Belinda Crerar, lead curator of the exhibition, tells BBC Culture, “In a lot of cases, we don’t know exactly who was making the objects. We tend to assume they were made by men, but this was not necessarily the case. In the first section of the
exhibition there’s a bronze dish, probably made in Birmingham, and decorated by women.”
Feared and revered
While many goddesses were thought to lend their support to women in conceiving and delivering children, there were also individuals credited with the power to do the opposite. Female figures of power could in fact be a source of anxiety to women in the very sphere in which their assistance was needed most. Among the Sumerians, Lamashtu, a goddess with the head of a lion and the jaw of a donkey, was believed to creep into the houses of women while they were in labour to steal their babies. In Mexico, Cihuateteo (“divine women”), the spirits of would-be mothers who had died in labour, were rumoured to return on five days in the Aztec year to snatch newborns from their cradles. And Lilith was described as the first wife of Adam, and as a bringer of infant death and sterility. A haunting sculpture of her by contemporary artist Kiki Smith is mounted high on one wall of the exhibition. Her fierce blue eyes are liable to catch you off guard.

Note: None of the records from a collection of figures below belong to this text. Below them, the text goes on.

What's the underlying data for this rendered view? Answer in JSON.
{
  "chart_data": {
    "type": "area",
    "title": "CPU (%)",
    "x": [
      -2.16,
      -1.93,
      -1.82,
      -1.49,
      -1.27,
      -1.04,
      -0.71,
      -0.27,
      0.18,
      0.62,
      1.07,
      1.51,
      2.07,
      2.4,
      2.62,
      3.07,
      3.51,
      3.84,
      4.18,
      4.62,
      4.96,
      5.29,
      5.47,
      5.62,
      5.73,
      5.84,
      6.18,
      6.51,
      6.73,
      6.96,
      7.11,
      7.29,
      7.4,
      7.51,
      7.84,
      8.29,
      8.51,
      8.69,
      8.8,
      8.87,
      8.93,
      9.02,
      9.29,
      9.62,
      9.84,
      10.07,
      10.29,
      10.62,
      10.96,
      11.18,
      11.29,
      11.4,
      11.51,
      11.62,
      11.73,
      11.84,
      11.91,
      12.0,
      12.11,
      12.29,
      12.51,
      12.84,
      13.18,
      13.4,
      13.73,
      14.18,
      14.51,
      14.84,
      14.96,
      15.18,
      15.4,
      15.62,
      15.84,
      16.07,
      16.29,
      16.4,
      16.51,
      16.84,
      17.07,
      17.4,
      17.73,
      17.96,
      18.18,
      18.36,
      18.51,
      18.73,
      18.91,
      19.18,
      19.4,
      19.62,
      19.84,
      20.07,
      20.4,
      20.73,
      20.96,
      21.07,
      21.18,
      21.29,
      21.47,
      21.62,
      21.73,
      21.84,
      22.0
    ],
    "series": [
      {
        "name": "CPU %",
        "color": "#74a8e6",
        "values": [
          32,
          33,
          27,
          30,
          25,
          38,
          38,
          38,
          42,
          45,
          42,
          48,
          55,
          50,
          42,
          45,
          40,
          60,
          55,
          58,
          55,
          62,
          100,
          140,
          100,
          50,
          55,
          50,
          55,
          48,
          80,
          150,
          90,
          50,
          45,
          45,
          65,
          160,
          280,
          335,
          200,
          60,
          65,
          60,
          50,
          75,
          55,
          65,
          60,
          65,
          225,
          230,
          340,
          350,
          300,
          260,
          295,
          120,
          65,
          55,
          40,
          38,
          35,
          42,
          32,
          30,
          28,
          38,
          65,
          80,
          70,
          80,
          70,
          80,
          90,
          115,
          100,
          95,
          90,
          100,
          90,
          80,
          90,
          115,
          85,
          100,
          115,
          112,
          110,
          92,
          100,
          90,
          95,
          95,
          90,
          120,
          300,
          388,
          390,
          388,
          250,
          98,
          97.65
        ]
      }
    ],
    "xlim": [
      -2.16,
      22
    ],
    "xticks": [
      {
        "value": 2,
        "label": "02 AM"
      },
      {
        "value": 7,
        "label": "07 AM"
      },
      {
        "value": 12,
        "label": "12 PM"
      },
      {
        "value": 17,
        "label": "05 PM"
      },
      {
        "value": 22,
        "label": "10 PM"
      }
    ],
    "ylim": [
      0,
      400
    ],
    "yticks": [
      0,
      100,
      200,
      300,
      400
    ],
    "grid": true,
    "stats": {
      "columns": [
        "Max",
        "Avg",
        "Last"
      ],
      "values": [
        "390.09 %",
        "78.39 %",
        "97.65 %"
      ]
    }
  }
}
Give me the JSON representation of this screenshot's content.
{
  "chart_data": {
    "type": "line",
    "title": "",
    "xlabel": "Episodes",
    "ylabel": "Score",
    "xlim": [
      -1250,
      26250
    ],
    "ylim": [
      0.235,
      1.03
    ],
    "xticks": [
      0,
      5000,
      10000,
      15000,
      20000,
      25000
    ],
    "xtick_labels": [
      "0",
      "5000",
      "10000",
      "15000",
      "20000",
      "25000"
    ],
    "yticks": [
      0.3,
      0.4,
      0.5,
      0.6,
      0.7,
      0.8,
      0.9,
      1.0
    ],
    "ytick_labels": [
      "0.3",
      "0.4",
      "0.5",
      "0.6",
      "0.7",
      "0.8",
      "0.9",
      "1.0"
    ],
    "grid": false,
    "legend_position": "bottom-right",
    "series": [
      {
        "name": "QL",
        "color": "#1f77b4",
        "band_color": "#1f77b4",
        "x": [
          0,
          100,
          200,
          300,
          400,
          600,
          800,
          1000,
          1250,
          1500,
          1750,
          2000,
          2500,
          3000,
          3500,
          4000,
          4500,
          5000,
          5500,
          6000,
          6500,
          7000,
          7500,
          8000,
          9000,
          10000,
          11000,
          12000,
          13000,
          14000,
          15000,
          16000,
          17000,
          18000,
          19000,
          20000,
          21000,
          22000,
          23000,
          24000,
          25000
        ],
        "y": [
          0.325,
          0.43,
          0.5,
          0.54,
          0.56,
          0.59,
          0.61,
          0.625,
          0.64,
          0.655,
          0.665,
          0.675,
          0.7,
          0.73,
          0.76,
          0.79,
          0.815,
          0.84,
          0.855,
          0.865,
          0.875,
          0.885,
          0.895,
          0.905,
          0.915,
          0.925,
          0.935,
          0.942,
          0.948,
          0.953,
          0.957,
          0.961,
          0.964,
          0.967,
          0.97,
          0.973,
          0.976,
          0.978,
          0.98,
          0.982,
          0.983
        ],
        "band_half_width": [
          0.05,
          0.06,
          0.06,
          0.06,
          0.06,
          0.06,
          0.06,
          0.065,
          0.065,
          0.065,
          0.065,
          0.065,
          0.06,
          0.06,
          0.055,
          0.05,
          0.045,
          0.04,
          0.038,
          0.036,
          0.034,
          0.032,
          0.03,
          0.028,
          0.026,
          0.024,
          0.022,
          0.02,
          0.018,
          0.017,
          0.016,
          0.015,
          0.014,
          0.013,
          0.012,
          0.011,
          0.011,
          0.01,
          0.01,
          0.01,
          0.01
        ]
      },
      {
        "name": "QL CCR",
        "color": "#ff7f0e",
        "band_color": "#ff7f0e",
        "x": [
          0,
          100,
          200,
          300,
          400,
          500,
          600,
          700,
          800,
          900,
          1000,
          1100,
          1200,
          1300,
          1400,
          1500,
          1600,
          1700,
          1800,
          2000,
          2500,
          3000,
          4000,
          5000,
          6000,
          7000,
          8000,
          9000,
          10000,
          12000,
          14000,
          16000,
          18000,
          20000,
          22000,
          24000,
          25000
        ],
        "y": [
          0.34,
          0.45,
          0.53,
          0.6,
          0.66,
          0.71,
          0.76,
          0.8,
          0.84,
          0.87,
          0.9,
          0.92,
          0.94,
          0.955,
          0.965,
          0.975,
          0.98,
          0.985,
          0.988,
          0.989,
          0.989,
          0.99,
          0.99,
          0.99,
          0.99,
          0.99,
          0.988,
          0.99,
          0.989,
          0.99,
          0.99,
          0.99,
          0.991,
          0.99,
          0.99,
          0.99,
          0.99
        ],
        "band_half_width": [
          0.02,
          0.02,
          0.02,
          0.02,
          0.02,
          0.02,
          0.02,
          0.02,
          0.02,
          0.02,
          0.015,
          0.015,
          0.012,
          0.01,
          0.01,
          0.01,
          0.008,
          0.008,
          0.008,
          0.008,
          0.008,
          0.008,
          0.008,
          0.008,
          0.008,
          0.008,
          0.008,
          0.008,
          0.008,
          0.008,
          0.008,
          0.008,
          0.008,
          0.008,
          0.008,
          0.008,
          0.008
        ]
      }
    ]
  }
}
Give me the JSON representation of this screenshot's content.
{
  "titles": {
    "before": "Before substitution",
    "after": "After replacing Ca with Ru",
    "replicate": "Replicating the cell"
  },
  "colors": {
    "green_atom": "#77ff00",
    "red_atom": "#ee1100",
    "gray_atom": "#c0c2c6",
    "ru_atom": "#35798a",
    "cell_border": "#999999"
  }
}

These deities were profound manifestations of real human fears. It would be true to say that anxiety has helped shape several of the stories that have come down to us about female figures of power.
In many early cultures, the Earth itself was seen to be female, or to revolve around the behaviour of Earth goddesses. The ancient Greek myth of Demeter and Persephone, for example, was used to explain the existence of the seasons. Upon hearing that her daughter had been abducted by Hades of the Underworld, Demeter went into mourning, causing the crops she usually protected to fail. Persephone’s consumption of some pomegranate seeds kept her in the darkness for part of the year only. Her return to the upper world cheered her mother and heralded the arrival of spring and its fruits. Similarly, in Hindu texts, the goddess Shri-Lakshmi was described as leaving the Earth after suffering a slight, thereby wreaking devastation in the fields.
These stories had agency because feminine power was intrinsic to man’s conception of our planet. In Hinduism, Shiva’s wife, Sati, was believed to become part of the physical universe after she died. Her body fell in pieces across the landscapes below, inspiring the foundation of the Kamakhya Temple in Assam, on the very spot her vulva was said to have settled. Still today, a festival is held here in the monsoon season. Worshippers gaze in wonder as the natural spring turns red with the seepage of iron oxide. It is as if the goddess were menstruating.
As important as these modes of worship are, one can’t help but feel that men have endowed female deities with powers beyond their human counterparts to illustrate why female rule on Earth would be disastrous. While the Egyptian Sekhmet was upheld for her life-giving potential, like Shri-Lakshmi and Demeter, she could also deliver destruction. It was said that she was sent to plunder the Earth after mortals rebelled against her father, the sun god, Ra. Sekhmet did as she was told but got carried away. Ra was so ashamed by her bloodlust that he recalled her. Sekhmet would not give up. The only way Ra could stop her in her tracks was by disguising alcohol as blood so that she would become too inebriated to continue.
Still today, women in power are often as much feared as they are revered or, at least, are presented as threatening in their success and their ability to smash glass ceilings. If the examples of the past reveal anything, it is that female figures of authority are always at the ready to rise up and defy expectations. They are brilliant for being everything people assume they are not.
Feminine Power the Divine to the Demonic is at the British Museum, London, until 25 September.